This is where cybersecurity comes in. Cybersecurity is the “art of protecting networks, devices, and data from unauthorized access or criminal use and the practice of ensuring confidentiality, integrity, and availability of information” on electronic devices, according to the Department of Homeland Security. From your modem to your social media profiles, to your employer’s network and your company computer, cybersecurity plays an essential role in keeping our digital spaces safe.
Our digital networks are built by code and use software or hardware, which can leave them open to vulnerabilities that criminals seek to exploit. And cybercriminals have a variety of attacks up their sleeves, including phishing, data theft, and hacking accounts.
Though reputable companies test their devices, software, and networks regularly to protect their customers, employees, and business, there’s always some risk of cyberattack. It is often up to us, as consumers and employees, to be aware of the inherent risks in using computers and networks and taking steps to protect our devices and our personal information. As the National Cybersecurity Alliance says, “If you connect it, protect it.”
There are many types of cybersecurity threats to be aware of.

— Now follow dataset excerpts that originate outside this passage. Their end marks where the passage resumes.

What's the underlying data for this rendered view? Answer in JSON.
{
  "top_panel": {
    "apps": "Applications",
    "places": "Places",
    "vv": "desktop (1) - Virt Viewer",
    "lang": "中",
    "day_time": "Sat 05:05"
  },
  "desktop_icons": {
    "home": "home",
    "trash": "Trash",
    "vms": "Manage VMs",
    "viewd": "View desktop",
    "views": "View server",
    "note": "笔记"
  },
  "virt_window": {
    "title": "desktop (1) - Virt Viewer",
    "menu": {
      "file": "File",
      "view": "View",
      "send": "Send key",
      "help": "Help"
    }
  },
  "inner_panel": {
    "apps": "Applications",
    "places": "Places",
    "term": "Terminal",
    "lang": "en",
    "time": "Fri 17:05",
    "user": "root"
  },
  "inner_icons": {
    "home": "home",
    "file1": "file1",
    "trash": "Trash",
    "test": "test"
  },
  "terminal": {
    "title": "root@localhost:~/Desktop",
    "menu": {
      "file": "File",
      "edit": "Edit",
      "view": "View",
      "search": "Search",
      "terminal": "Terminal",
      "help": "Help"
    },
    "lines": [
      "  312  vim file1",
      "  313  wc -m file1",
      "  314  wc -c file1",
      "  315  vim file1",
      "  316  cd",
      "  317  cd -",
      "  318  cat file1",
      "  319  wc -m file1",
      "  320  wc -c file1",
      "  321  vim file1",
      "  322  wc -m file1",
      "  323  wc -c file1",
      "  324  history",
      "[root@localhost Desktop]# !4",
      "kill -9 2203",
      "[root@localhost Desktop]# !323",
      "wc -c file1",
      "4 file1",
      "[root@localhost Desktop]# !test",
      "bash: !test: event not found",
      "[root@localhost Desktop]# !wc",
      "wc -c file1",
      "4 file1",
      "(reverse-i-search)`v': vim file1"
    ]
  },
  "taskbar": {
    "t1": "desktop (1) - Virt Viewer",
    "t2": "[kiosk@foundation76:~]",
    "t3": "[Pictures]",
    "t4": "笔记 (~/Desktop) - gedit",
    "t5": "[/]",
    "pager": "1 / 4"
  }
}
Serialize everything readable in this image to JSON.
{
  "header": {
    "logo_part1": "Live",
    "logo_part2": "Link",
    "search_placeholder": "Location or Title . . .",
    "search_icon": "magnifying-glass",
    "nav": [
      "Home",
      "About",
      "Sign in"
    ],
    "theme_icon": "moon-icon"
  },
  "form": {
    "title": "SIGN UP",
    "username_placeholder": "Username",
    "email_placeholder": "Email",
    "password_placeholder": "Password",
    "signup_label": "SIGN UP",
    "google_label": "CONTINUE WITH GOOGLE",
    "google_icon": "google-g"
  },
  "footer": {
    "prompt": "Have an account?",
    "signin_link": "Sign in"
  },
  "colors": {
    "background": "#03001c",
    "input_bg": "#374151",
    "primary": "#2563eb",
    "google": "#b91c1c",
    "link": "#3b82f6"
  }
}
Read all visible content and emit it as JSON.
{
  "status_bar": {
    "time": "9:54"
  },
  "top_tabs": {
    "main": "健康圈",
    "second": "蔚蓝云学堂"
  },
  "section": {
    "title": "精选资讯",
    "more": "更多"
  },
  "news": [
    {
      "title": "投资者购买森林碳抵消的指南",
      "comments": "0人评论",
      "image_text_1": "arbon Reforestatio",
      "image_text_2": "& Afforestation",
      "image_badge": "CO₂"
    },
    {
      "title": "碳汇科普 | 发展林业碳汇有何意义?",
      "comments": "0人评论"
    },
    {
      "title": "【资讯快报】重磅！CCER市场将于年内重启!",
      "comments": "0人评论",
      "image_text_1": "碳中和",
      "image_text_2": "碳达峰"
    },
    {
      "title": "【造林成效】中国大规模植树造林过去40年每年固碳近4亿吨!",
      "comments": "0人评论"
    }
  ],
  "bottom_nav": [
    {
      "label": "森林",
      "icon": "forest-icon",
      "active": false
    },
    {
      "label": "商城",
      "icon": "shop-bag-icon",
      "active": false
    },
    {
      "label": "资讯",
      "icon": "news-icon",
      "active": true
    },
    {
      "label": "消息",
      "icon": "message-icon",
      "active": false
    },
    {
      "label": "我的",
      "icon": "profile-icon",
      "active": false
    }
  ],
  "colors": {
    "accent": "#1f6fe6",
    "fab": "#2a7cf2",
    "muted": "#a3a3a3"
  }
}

To get started, here are some areas you should consider taking cybersecurity measures to keep yourself, your family, and your company safe from cybercrime.
Your data comprises your personal information, including that which you use to sign up for accounts on social media or an email service provider. This data might include sensitive information, like your date of birth or social security number (for financial institutions), but it can also include your phone number, gender, or even your location. Data breaches happen regularly, and the stolen information can be used for malicious purposes by hackers. Because passwords are often leaked in data breaches, it’s a good idea to use a unique password for every account you use. Don’t give out your date of birth or social security number unless it’s absolutely necessary. If your data has been breached, be sure to monitor your credit reports and keep an eye out for suspicious activity, like new accounts that you have never opened.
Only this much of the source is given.